Perhatiannya terhadap struktur internal dan proses dari dalam menjadikannya amat kritis terhadap peneliti Barat yang menurutnya “melihat dari kacamata Barat.” Ia memberikan kritik tajam ini salah satunya kepada karya Herbert Feith berjudul Decline of Constitutional Democracyin Indonesia, namun juga secara umum kepada para peneliti barat yang membayangkan bahwa Indonesia pasti akan mengikuti jalan demokrasi Barat. (Feith, 1965)

Sartono menyebutkan bahwa yang mempengaruhinya untuk menuliskan mengenai pemberontakan petani adalah ceramah Benda mengenai topik tersebut di Yale (Sartono, 1972).
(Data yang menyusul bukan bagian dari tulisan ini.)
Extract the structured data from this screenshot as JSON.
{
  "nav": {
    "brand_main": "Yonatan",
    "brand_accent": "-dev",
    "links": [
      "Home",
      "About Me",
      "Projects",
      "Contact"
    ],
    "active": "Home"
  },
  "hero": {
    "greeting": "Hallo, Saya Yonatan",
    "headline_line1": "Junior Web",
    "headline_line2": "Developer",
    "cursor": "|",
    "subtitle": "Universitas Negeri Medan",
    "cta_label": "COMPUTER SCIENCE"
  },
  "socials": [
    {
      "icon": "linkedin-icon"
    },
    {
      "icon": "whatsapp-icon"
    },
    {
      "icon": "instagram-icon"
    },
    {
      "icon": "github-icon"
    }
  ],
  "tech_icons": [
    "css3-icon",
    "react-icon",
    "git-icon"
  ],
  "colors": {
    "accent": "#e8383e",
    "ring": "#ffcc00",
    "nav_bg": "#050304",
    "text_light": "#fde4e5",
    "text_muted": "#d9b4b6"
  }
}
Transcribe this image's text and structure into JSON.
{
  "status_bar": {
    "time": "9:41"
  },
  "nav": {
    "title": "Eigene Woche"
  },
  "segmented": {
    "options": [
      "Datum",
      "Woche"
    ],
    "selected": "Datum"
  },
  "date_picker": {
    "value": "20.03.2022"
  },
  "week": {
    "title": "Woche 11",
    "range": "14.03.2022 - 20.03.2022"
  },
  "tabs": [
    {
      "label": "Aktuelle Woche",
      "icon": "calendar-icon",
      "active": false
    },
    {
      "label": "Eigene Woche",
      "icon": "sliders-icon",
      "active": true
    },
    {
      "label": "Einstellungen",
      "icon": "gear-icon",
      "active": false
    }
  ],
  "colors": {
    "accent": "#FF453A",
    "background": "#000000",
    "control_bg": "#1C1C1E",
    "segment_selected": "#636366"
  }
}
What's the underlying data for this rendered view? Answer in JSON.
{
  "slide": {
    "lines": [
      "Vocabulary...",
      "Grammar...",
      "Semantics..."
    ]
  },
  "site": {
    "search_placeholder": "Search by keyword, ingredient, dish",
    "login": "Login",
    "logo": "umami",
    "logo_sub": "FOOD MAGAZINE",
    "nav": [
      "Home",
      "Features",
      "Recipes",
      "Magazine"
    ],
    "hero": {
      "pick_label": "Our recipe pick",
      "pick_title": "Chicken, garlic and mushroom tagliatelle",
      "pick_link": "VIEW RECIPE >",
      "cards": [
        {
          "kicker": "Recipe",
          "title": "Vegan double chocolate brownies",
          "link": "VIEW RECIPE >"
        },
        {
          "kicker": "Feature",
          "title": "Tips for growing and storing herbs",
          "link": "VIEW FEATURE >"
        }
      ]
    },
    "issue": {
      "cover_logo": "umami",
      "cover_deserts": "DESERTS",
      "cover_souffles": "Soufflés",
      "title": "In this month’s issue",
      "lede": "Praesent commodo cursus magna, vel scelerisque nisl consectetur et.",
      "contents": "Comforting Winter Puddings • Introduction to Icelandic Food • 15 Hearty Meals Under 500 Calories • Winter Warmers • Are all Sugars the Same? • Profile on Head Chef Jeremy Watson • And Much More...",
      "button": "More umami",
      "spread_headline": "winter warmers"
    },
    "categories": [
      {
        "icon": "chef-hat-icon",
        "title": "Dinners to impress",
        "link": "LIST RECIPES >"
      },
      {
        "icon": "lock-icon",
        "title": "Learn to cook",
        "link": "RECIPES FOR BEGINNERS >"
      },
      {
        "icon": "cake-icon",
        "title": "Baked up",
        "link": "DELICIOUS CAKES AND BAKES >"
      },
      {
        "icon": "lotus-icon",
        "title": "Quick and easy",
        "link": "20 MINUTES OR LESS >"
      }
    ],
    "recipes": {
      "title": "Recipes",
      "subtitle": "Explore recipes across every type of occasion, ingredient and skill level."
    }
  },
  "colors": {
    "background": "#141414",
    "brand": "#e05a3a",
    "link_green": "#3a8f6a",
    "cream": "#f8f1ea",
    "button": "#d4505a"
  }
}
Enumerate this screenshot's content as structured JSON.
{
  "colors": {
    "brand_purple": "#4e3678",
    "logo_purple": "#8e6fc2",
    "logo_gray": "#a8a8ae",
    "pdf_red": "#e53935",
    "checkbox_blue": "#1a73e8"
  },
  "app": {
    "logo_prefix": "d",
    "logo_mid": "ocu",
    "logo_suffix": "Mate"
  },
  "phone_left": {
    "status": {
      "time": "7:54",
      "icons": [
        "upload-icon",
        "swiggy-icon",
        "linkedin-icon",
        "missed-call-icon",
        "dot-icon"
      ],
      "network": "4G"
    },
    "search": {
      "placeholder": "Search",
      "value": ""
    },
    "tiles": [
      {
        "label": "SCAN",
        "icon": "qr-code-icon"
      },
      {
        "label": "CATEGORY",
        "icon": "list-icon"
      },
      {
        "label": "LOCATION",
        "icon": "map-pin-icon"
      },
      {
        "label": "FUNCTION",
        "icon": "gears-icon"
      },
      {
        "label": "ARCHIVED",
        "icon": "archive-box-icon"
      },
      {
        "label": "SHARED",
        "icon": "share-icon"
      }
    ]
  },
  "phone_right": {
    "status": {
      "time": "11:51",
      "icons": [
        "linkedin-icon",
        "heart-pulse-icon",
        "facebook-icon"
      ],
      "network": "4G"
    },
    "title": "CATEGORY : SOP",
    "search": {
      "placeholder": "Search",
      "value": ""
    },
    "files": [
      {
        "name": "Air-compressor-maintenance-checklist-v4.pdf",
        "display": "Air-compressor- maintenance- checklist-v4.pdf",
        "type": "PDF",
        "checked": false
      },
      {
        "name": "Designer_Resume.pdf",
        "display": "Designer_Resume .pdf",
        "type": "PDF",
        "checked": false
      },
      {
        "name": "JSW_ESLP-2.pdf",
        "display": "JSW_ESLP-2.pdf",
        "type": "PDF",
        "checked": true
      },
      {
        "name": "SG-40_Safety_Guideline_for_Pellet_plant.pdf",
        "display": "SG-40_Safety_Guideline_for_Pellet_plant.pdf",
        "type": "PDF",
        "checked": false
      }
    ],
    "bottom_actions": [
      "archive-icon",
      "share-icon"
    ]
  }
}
Dapat kita bayangkan bahwa kecenderungan penulisan sejarah Indonesiasentris di Indonesia mendapat dukungan dari akademisi luar berkat pemikiran Benda mengenai sejarah dari dalam.

  1. George McTurman Kahin

Lahir dalam keluarga elite Seattle, orang mungkin mengharapkan Kahin muda untuk menjadi politisi atau pengacara. Namun ia memilih jalan lain. Setelah menamatkan studi sarjananya di Harvard pada 1940 ia masuk ke Angkatan Darat Amerika Serikat dan menjadi pasukan terjun payung yang disiapkan untuk terjun melawan pasukan Jepang di Hindia Belanda. Meski akhirnya ia diterjunkan ke Eropa, minatnya terhadap Indonesia tetap ada. Setelah menamatkan Master-nya dari Stanford pada 1946 ia berangkat studi pascasarjana sekaligus menjadi wartawan di Indonesia pada 1948-1949. Hasil studinya ini menjadi disertasi yang menganugrahinya PhD pada 1951. (Berger, 2003)

Kahin banyak menulis tentang Indonesia sejak sebelum ia berangkat melakukan studi lapangannya. Pada 1947 ia menulis untuk Far Eastern Survey mengenai konstitusi dan realitas pemerintahan Indonesia pada saat perang kemerdekaan (Kahin, 1947). Sekembalinya dari Indonesia ia mengkonsolidasikan studi-studi Asia Tenggara dan banyak mengedit tulisan-tulisan mengenai area studi ini. (Berger, 2003)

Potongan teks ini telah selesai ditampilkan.